A Norwegian court has acquitted for the second time a man who abducted his four-year-old daughter outside a Nicosia kindergarten in 2017 on the grounds that his former partner had lied to authorities to get custody of their child, it emerged on Tuesday.
According to Greek news outlet Proto Thema, the appeals court in Norway upheld its 2021 decision, directly questioning the reliability of the procedures followed in Cyprus, strongly suggesting her Cypriot mother had tried to manipulate the courts to gain custody.
Marie-Eleni, then four, had been taken by her father Leif Torkel Grimsrud, then 49, to Norway but was finally returned to the island in October 2017, after Grimsrud surrendered to police following lengthy negotiations. Grimsrud was charged with kidnapping offences.
The child had been at the centre of a bitter custody dispute between Grimsrud and Eleni Ioannou, his ex-wife and the child’s mother.
During Grimsrud’s trial in Norway, the court focused on the period from the child’s birth in 2013, to November 2015, when she was taken to Cyprus by her mother unbeknownst to the father.
Marie-Eleni was born in Norway on the insistence of her father, who felt that she would be entitled to more benefits that way. Two months later, Ioannou returned to Cyprus with her baby and has been living on the island since.
The father made regular visits to Cyprus, and Marie-Eleni and her mother would also travel to Norway three to four times a year to see him.
But everything was turned upside down when Grimsrud withheld Ioannou and his daughter’s passports, forbidding them to leave the country when they last visited him on October 2015 for four days, at his request, to celebrate his birthday and visit a theme park.
After Ioannou’s family and friends contacted Cypriot authorities they issued an order for the immediate return of Marie-Eleni and her mother to Cyprus, they managed to return home via Sweden 15 days later by using their identity cards.
The father then reported that his daughter had been kidnapped but the claim was dismissed by authorities.
Since that incident, Marie remained in Cyprus and communicated with her father through Skype. The Cypriot court ruled that she should live in Cyprus with her mother.
The father, according to the family, did not file for access but for custody in Norway. It was rejected as were four appeals.

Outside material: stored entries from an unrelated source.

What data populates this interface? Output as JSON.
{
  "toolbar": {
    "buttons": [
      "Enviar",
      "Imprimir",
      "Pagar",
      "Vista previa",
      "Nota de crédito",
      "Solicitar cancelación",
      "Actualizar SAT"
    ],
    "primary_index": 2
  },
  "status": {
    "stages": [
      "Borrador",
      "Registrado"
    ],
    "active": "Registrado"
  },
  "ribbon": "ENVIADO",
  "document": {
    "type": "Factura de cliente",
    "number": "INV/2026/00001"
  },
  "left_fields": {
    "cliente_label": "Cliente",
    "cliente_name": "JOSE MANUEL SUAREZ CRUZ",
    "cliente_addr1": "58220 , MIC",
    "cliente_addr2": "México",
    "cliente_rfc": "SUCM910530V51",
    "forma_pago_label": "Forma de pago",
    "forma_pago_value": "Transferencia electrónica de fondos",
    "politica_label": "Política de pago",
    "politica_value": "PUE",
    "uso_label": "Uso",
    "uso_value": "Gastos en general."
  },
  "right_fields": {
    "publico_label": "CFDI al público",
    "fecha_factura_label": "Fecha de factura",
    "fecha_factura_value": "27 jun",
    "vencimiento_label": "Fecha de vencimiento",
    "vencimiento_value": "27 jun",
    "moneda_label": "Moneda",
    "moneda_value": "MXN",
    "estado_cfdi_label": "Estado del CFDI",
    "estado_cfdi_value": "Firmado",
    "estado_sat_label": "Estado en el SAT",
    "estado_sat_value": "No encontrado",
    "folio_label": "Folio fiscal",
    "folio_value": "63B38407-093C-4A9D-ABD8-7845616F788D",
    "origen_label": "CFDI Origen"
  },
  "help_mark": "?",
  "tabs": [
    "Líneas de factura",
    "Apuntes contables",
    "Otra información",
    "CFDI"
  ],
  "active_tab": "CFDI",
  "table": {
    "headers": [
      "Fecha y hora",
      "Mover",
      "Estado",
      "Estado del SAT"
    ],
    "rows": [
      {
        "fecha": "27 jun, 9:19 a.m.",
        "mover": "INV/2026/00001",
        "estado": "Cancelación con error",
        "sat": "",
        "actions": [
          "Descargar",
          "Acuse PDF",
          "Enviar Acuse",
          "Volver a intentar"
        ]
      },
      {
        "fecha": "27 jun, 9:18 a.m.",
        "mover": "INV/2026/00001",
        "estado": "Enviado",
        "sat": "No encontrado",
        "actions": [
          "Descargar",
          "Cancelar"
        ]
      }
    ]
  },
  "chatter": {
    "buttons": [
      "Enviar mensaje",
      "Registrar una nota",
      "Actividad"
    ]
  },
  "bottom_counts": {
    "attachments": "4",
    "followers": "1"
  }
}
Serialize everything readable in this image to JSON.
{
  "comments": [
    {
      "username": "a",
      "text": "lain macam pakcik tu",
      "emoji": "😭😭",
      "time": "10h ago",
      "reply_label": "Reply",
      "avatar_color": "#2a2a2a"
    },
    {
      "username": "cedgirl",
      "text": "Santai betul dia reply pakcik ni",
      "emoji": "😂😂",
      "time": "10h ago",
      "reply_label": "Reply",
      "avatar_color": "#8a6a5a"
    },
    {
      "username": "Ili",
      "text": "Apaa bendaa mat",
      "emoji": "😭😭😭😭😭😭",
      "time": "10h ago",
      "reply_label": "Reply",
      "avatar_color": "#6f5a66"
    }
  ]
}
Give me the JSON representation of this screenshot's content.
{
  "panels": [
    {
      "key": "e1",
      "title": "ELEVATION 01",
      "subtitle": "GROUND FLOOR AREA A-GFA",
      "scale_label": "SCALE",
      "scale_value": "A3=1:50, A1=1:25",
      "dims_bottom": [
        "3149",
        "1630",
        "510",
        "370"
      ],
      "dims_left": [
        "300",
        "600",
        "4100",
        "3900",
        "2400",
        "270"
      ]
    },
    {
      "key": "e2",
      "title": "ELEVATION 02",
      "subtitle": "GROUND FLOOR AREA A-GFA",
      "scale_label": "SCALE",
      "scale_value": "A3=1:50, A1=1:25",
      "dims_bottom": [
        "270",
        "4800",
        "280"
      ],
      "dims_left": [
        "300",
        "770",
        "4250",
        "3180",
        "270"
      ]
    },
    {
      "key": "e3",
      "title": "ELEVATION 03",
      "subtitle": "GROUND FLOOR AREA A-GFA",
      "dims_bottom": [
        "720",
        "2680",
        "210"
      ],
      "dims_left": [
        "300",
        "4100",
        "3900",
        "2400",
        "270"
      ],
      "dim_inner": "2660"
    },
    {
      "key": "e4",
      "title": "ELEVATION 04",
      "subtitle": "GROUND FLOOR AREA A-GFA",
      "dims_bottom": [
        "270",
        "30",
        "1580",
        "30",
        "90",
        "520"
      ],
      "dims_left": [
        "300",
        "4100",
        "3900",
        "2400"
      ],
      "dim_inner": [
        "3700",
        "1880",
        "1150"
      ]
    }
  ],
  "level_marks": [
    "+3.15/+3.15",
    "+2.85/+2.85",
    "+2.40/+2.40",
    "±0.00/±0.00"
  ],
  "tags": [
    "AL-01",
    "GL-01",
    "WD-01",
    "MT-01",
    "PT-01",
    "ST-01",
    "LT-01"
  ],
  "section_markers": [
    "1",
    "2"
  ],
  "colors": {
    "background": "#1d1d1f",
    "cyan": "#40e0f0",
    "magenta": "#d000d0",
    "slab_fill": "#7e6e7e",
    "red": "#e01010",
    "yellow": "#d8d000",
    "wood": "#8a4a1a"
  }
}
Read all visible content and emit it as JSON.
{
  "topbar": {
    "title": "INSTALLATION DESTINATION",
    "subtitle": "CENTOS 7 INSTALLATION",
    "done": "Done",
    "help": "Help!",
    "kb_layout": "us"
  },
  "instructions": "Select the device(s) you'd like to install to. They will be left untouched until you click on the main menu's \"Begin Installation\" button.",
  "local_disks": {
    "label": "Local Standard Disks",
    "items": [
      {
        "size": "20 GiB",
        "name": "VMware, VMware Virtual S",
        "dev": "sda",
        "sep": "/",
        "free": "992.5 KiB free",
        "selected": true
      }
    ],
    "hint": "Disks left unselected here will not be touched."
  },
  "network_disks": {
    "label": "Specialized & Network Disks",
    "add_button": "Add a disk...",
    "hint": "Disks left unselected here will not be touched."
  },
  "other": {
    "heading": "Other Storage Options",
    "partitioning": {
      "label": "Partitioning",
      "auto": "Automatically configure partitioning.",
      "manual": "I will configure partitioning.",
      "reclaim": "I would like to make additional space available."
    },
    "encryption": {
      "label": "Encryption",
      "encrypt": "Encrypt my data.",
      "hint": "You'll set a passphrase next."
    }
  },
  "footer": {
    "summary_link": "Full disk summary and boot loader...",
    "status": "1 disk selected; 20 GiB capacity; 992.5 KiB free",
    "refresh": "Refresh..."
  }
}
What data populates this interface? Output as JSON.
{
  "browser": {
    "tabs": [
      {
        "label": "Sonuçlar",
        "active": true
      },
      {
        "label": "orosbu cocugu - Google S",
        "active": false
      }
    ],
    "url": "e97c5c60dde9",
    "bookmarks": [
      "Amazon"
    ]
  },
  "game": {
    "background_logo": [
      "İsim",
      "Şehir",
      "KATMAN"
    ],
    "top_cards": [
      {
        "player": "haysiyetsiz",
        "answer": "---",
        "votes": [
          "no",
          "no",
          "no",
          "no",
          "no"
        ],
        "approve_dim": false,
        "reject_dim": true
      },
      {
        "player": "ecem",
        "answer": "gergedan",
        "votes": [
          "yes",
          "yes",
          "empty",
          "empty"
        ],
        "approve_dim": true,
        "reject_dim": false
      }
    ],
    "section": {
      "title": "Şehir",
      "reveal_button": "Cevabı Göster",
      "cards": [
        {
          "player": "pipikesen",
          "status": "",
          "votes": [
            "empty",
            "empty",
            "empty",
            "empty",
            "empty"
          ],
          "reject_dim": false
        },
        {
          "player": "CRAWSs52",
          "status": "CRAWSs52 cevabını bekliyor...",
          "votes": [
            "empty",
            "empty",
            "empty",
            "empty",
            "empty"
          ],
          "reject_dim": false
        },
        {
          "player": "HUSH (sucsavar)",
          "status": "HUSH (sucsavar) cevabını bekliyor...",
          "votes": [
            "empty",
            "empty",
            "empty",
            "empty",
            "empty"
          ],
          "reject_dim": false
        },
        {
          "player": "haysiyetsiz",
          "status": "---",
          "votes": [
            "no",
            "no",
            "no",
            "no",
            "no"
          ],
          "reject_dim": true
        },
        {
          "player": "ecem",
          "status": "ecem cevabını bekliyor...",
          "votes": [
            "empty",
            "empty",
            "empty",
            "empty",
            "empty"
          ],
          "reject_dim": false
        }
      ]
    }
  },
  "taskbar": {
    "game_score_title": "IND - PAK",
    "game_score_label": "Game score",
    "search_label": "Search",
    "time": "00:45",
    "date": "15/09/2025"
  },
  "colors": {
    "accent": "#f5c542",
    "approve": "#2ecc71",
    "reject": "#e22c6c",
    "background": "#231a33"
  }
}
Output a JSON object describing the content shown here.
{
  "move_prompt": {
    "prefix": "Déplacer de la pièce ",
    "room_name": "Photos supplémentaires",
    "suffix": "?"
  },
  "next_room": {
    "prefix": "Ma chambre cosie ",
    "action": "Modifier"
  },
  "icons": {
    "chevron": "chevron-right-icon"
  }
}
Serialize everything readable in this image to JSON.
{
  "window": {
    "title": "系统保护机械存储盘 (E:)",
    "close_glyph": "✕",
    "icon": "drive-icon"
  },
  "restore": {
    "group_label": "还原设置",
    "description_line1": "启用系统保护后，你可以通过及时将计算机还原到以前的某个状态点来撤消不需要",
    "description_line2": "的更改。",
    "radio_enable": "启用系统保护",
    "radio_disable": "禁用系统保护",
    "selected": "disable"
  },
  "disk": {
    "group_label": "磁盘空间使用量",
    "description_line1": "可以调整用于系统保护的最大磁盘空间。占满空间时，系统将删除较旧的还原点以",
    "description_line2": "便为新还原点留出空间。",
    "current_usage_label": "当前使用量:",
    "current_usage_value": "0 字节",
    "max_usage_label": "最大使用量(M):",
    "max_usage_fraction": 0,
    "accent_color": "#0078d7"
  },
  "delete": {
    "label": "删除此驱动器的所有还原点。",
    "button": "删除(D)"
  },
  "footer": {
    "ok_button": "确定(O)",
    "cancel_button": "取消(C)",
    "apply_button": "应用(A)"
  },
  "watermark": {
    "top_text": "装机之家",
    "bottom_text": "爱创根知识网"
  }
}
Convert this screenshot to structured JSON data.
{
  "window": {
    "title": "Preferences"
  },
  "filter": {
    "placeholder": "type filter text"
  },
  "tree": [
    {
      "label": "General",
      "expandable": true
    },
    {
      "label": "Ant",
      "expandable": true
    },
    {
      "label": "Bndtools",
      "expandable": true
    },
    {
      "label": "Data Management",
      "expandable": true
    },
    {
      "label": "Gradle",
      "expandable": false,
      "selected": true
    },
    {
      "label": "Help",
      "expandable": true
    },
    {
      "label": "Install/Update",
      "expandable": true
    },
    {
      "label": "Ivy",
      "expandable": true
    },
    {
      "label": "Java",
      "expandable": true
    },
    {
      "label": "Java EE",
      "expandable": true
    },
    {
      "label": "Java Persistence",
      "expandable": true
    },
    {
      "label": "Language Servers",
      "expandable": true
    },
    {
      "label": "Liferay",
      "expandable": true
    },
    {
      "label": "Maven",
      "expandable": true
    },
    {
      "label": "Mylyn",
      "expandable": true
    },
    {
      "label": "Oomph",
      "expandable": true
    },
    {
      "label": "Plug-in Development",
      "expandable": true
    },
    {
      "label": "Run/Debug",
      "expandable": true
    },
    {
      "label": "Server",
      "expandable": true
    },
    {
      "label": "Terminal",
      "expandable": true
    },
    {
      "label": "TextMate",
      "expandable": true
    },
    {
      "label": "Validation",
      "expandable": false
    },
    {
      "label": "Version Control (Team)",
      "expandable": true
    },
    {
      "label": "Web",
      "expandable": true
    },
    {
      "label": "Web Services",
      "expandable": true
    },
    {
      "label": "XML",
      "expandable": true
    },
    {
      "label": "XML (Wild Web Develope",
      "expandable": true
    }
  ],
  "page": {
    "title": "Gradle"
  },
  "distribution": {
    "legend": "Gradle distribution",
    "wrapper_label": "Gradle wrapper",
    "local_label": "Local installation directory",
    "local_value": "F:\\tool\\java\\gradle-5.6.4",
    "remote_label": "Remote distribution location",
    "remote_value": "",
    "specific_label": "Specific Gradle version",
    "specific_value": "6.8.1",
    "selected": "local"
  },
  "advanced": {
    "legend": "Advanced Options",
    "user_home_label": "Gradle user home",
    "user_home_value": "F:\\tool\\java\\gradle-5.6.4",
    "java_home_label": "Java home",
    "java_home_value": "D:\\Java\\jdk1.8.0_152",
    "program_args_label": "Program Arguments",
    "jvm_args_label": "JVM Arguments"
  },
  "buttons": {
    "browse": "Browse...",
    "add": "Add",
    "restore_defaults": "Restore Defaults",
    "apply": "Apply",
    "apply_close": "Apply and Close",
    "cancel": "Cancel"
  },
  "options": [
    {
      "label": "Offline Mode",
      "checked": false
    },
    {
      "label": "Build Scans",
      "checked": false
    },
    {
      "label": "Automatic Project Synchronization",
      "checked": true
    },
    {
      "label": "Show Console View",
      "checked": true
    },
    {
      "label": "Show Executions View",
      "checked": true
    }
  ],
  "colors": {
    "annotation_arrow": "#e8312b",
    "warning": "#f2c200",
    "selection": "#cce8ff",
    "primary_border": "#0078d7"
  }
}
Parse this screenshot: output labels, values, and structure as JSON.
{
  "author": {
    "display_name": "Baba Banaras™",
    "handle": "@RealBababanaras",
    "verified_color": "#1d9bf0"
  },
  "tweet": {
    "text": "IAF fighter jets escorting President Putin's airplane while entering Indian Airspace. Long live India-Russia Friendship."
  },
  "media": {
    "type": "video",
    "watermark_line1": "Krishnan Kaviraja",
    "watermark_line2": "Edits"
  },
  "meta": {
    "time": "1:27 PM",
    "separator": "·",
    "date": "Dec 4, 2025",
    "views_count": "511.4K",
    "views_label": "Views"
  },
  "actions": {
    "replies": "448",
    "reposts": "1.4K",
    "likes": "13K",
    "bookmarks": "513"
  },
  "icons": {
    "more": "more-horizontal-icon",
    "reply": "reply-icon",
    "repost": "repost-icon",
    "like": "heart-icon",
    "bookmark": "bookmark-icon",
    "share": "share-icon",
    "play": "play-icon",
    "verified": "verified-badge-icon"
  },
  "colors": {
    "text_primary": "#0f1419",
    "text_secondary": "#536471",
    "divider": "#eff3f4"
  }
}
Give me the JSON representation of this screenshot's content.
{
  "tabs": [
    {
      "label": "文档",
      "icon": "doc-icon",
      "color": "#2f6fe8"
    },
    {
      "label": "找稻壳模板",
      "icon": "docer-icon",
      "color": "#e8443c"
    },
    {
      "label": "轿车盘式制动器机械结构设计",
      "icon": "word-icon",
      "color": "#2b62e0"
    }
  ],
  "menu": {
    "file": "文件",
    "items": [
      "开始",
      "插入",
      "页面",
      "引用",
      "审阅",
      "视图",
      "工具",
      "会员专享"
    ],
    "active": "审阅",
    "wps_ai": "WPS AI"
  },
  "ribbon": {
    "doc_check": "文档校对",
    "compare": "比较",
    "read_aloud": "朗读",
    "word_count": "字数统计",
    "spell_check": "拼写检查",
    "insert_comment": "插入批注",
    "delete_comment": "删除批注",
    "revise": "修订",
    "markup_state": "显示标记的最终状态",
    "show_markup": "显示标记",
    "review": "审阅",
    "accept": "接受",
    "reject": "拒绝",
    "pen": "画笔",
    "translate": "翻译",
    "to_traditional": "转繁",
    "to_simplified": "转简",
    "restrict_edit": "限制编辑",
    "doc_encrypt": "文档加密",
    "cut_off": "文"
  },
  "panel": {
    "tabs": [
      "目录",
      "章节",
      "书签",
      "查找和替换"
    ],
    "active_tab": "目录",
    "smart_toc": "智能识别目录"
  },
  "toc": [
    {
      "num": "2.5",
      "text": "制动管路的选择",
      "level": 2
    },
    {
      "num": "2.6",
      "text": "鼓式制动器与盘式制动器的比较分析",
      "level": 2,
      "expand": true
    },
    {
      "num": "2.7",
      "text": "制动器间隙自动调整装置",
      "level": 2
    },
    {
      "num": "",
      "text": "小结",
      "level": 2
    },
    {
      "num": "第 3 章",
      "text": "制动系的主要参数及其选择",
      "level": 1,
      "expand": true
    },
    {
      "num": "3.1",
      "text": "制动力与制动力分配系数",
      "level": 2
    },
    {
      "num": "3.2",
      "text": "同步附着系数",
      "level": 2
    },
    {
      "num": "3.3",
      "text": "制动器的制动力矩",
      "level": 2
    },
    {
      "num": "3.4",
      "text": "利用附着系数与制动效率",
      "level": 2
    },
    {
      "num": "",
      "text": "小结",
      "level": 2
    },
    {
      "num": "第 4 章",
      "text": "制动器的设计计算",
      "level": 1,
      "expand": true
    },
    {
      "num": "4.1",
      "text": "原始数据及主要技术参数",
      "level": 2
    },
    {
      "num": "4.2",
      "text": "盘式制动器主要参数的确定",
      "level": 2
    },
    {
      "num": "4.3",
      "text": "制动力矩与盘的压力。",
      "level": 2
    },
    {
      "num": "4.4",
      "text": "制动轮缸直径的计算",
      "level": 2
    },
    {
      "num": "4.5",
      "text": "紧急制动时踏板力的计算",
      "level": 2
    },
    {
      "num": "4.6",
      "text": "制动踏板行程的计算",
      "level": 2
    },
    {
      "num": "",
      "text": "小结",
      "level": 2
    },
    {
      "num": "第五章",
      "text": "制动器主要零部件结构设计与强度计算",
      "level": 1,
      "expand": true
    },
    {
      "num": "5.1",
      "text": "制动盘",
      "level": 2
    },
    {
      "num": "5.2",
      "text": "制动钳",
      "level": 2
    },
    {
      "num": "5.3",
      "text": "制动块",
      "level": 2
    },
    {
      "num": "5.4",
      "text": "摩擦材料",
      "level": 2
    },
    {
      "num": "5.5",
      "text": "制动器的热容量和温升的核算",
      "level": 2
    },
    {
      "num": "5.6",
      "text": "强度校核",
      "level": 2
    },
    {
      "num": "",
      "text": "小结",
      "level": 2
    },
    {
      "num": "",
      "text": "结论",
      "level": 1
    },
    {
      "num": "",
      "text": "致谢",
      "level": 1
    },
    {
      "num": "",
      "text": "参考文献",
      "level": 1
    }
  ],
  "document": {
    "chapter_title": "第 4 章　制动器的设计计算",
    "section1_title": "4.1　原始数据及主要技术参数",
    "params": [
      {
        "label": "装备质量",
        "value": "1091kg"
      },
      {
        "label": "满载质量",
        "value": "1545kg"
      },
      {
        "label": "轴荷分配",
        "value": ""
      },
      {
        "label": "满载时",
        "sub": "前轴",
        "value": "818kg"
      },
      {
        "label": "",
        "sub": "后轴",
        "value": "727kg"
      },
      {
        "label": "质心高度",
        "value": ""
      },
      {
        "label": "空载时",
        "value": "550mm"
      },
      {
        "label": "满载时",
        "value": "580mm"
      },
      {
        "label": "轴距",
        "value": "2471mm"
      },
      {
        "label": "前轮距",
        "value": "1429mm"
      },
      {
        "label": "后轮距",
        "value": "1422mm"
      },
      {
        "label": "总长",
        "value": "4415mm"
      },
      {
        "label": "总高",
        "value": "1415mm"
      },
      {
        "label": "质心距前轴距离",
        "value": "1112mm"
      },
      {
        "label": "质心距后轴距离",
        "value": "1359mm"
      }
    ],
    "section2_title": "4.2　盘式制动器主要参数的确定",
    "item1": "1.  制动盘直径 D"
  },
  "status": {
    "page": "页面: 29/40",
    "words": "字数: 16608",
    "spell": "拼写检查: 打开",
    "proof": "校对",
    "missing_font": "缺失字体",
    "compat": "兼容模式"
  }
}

The Norwegian court found that the father had no idea a Cypriot court had granted the mother temporary sole custody the same day the child went missing in Norway, nor that she had started proceedings for an international arrest warrant against him in October of that year.
It also found that the father had not been informed of the start of a legal process for child custody, so he was deprived of the right to be present in court.
The prosecutor initially proposed a three-month suspended sentence, but Grimsrud was eventually acquitted for the second time.
According to the latest ruling, the mother had told the court in Cyprus that she and the child were on the island at a time when they were in fact living in Norway.
Testimonies and evidence presented before the Norwegian court prove that the child was attending a kindergarten in Norway in 2015 when the mother later claimed they had been in Cyprus.
The ruling also referred to false testimonies and other made-up information aimed to convince the Cypriot court the girl was going to a kindergarten in Cyprus and was living with her mother on the island.
Marie-Eleni was taken outside her kindergarten in Dasoupoli on April 27, 2017.
The 49-year-old had sent an email to his ex on the day of the kidnapping, saying he would spend a week with their daughter and then contact his lawyers to settle the custody issue.
For months, police were unable to locate the father and daughter, and though seven people had been arrested in connection with the abduction, they were later released as they denied any involvement.
In May 2017, a European and international arrest warrant was issued for Grimsrud, while the Oslo district court ordered, in August, the immediate return of Marie-Eleni to Cyprus.
Marie-Eleni was found in Norway in October 2017, after her father surrendered to police.
Grimsrud told Proto Thema that he feels satisfied and vindicated by his unanimous acquittal, but his fight will end when his daughter returns home to Norway.
Norwegian police authorities are now expected to be asked to look into how the child left Norway in 2015 without the father’s approval.